- Genre: Detective Drama
- Based on: Real events
- Written by: Yuliya Shunto Aleksey Sashin
- Directed by: David Tkebuchava
- Starring: Sergey Marin Alexander Samoylenko Sergey Chirkov Zoya Berber
- Composer: Igor Babayev
- Country of origin: Russia
- Original language: Russian
- No. of seasons: 2
- No. of episodes: 20

Production
- Executive producers: Suzanna Muazen Irina Bark
- Producers: Timur Weinstein Vadim Ostrovsky Anna Olshevskaya
- Cinematography: Oleg Topoev
- Production company: Amedia Production

Original release
- Network: NTV
- Release: 31 May 2021 – 10 October 2025

= Murderous Fervour =

Murderous Fervour (Душегубы) is a Russian detective drama television series directed by David Tkebuchava and produced by Amedia Production.

The series stars Sergey Marin, Alexander Samoylenko, Sergey Chirkov, and Zoya Berber. It is based on real events and depicts the investigation and capture of Soviet serial killer Gennady Mikhasevich, who murdered women in the Byelorussian SSR between 1971 and 1985.

The series premiered on NTV from 31 May to 4 June 2021 and received positive critical reception, particularly for its screenplay.
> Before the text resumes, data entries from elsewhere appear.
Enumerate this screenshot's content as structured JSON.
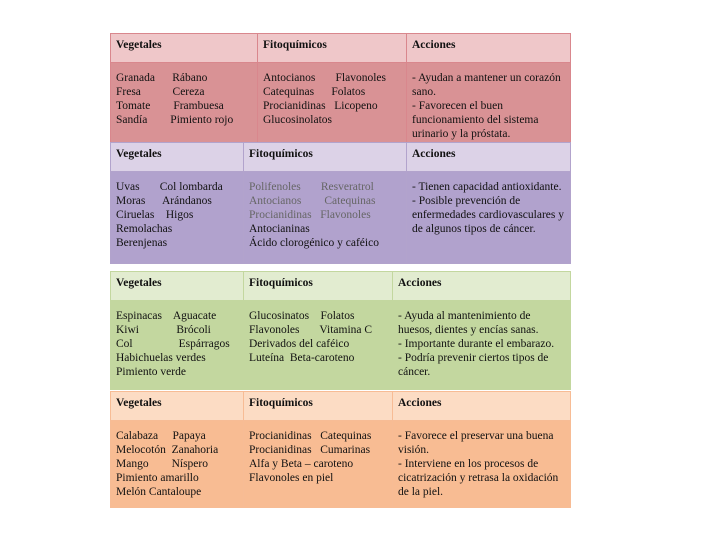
{
  "tables": [
    {
      "headers": [
        "Vegetales",
        "Fitoquímicos",
        "Acciones"
      ],
      "vegetales": [
        "Granada      Rábano",
        "Fresa           Cereza",
        "Tomate        Frambuesa",
        "Sandía        Pimiento rojo"
      ],
      "fitoquimicos": [
        "Antocianos       Flavonoles",
        "Catequinas      Folatos",
        "Procianidinas   Licopeno",
        "Glucosinolatos"
      ],
      "acciones": [
        "- Ayudan a mantener un corazón sano.",
        "- Favorecen el buen funcionamiento del sistema urinario y la próstata."
      ],
      "colors": {
        "header": "#efc7c9",
        "body": "#d99295"
      }
    },
    {
      "headers": [
        "Vegetales",
        "Fitoquímicos",
        "Acciones"
      ],
      "vegetales": [
        "Uvas       Col lombarda",
        "Moras      Arándanos",
        "Ciruelas    Higos",
        "Remolachas",
        "Berenjenas"
      ],
      "fitoquimicos": [
        "Polifenoles       Resveratrol",
        "Antocianos        Catequinas",
        "Procianidinas   Flavonoles",
        "Antocianinas",
        "Ácido clorogénico y caféico"
      ],
      "acciones": [
        "- Tienen capacidad antioxidante.",
        "- Posible prevención de enfermedades cardiovasculares y de algunos tipos de cáncer."
      ],
      "colors": {
        "header": "#dcd2e7",
        "body": "#b1a2cd"
      }
    },
    {
      "headers": [
        "Vegetales",
        "Fitoquímicos",
        "Acciones"
      ],
      "vegetales": [
        "Espinacas    Aguacate",
        "Kiwi             Brócoli",
        "Col                Espárragos",
        "Habichuelas verdes",
        "Pimiento verde"
      ],
      "fitoquimicos": [
        "Glucosinatos    Folatos",
        "Flavonoles       Vitamina C",
        "Derivados del caféico",
        "Luteína  Beta-caroteno"
      ],
      "acciones": [
        "- Ayuda al mantenimiento de huesos, dientes y encías sanas.",
        "- Importante durante el embarazo.",
        "-  Podría prevenir ciertos tipos de cáncer."
      ],
      "colors": {
        "header": "#e2ecd0",
        "body": "#c3d79f"
      }
    },
    {
      "headers": [
        "Vegetales",
        "Fitoquímicos",
        "Acciones"
      ],
      "vegetales": [
        "Calabaza     Papaya",
        "Melocotón  Zanahoria",
        "Mango        Níspero",
        "Pimiento amarillo",
        "Melón Cantaloupe"
      ],
      "fitoquimicos": [
        "Procianidinas   Catequinas",
        "Procianidinas   Cumarinas",
        "Alfa y Beta – caroteno",
        "Flavonoles en piel"
      ],
      "acciones": [
        "- Favorece el preservar una buena visión.",
        "- Interviene en los procesos de cicatrización  y retrasa la oxidación de la piel."
      ],
      "colors": {
        "header": "#fcdcc4",
        "body": "#f8bc93"
      }
    }
  ]
}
A sequel series, Dusheguby 2 (also known as Dusheguby: 1989), premiered on 6 October 2025.

== Plot ==

=== Season 1 ===
The story is set in 1984. Senior investigator Leonid Ipatyev of the Prosecutor General's Office of the Byelorussian SSR is sent from Minsk to Vitebsk to assist in the investigation of a missing traffic police inspector. Instead, investigators discover the body of a young woman who had been raped and strangled.

Ipatyev uncovers that over the previous 14 years, 36 similar murders occurred in the Vitebsk region, all closed by the same investigator, Mikhail Shakhnovich. Challenging established practices, Ipatyev proposes the existence of a serial killer and pushes to reopen the cases. Despite resistance from corrupt officials, the true killer is identified, wrongful convictions are overturned, and those responsible for judicial misconduct are punished.

=== Season 2 ===
In 1984, Nikolai Samoylov murders a woman at a private party and escapes. Moscow investigator Maksim Kovalsky tracks him down and proves he is responsible for seven murders.

By 1989, Samoylov is held in a psychiatric hospital and examined at the Serbsky Institute in Moscow. During a transfer, he escapes, and a new murder occurs near Moscow. Ipatyev and Kovalsky must determine whether Samoylov has resumed killing or if a new murderer is at large.

== Cast ==
- Sergey Marin — Leonid Ipatyev
- Zoya Berber — Olga Aksyonova
- Alexander Samoylenko — Mikhail Shakhnovich
- Sergey Chirkov — Yuri Mandrik
- Sofya Sinitsyna — Asya Kruglova
- Yuri Tuzov — Prosecutor Krivitsky
- Vasily Mishchenko — Ales Vasilevich
- Yuri Nazarov — Ipatyev's father
- Tatyana Rasskazova — Antonina Pavlovna
- Vladislav Vetrov — Kirichenkov

== Production ==
The series was shot in Serpukhov.

== Release and reception ==
On 12 April 2021, NTV sold international broadcasting rights to the French distributor Ampersand Fiction.

The series was an audience success. Critics praised it as a classic Soviet-era retro detective drama, noting its restrained style and strong writing.